Snyder described the city’s $18 billion in debt and unfunded liabilities as “unsustainable,” saying that 38 cents of every dollar of city income is going toward debt repayment, legacy costs, and other obligations.
The slow march leading to this decision started in March when Snyder named Kevyn Orr, a restructuring specialist and University of Michigan graduate who represented Chrysler during its 2009 bankruptcy, as the Motor City’s emergency financial manager. Snyder said he received Mr. Orr’s recommendation to file for Chapter 9 bankruptcy on Tuesday.
Over the last few months, Orr negotiated with Detroit’s creditors to try and reduce the city’s debt, $5.7 billion of which is related to health-care costs for retirees. To date, he was only able to win commitments from two parties, Bank of America Corp. and UBS AG. Both banks agreed to accept 75 cents on the dollar, according to a report in the Detroit News.

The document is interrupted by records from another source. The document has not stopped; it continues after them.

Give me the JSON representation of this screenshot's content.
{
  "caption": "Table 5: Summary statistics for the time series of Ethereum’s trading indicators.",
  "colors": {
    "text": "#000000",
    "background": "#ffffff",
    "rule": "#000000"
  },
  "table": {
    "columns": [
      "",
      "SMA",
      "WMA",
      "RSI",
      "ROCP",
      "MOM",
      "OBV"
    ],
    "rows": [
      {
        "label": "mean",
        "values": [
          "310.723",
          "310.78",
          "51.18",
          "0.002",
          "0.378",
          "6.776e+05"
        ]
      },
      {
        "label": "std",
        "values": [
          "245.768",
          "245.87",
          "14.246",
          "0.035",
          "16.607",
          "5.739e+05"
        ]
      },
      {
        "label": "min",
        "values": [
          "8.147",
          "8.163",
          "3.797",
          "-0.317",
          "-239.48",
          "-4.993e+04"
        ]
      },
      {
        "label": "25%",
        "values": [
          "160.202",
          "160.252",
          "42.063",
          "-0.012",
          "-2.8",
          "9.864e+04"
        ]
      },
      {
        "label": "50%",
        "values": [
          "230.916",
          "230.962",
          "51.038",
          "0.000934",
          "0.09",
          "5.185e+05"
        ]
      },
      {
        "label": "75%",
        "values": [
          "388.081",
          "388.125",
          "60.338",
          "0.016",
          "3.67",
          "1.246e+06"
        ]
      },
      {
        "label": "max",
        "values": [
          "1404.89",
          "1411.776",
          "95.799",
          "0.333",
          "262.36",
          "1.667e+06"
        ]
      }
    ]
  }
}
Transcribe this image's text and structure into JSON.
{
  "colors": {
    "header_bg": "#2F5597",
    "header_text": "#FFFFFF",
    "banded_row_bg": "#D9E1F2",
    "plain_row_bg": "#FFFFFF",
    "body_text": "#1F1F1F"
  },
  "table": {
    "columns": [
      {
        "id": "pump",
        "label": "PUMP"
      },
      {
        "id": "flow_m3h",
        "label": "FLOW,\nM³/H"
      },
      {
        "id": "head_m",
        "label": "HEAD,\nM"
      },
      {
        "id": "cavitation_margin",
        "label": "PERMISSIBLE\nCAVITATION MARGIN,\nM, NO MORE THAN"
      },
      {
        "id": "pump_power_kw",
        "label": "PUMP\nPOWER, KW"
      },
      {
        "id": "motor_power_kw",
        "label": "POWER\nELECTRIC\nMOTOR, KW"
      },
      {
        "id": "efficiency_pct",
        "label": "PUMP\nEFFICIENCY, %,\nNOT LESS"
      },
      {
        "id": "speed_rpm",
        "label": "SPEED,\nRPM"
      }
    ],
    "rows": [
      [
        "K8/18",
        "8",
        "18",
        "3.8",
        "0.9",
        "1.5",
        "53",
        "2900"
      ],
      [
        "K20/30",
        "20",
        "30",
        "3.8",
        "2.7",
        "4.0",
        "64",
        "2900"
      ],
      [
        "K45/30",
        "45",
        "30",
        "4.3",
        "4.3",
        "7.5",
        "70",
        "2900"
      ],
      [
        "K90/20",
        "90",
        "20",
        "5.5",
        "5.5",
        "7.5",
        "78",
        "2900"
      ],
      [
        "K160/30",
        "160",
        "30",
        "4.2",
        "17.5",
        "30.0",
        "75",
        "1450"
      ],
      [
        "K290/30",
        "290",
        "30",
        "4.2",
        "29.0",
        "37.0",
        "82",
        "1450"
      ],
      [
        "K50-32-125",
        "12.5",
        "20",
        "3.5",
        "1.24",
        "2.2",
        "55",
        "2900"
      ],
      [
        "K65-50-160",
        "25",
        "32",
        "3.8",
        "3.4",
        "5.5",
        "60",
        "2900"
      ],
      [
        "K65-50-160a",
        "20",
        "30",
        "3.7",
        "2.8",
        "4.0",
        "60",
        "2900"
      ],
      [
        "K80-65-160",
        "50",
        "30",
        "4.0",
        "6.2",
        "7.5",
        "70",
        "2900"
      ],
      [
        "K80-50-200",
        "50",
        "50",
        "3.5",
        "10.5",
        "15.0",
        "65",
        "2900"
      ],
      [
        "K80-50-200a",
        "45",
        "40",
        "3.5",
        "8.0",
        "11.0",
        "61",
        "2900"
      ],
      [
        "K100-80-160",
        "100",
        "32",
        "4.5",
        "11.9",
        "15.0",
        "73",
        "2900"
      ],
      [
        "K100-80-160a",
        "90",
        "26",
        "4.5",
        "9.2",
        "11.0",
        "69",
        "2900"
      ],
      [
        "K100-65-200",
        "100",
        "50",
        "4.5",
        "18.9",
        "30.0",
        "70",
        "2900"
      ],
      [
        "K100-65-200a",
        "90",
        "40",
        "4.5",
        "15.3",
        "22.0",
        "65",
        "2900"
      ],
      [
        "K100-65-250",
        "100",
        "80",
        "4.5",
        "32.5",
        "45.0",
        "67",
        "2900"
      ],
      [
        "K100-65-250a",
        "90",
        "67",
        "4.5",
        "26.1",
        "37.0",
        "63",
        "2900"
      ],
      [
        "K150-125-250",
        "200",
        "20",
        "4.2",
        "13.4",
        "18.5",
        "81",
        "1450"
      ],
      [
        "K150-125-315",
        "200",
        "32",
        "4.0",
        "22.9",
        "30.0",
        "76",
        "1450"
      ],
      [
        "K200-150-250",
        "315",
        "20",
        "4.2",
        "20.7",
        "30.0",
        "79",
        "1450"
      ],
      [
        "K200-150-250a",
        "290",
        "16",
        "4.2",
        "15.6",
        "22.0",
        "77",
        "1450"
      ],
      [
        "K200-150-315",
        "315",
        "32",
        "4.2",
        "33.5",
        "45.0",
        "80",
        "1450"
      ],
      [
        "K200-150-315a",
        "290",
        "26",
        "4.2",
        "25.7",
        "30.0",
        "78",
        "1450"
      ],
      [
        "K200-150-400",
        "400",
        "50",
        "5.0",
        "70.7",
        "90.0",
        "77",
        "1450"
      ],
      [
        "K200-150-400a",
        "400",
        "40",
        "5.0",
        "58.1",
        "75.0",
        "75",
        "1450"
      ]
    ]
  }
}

While Snyder says he expects the restructuring to take place in a year, bankruptcy experts say it will take much longer due to the unprecedented and complex nature of the case.
“Chapter 9 broadly defines municipalities, but you have very few instances where you have had a true city file, which makes proceeding under this chapter somewhat unpredictable. There’s not much in the way of case law that gives guidance. So [the state] must not jump in blindly,” Mr. Bernstein says.
The Chapter 9 filing sets the stage for a legal showdown between the state and the 43 public sector unions operating in the city that say their pensions are protected under the state constitution, even though a federal bankruptcy judge has the authority to slash those benefits and invalidate union contracts.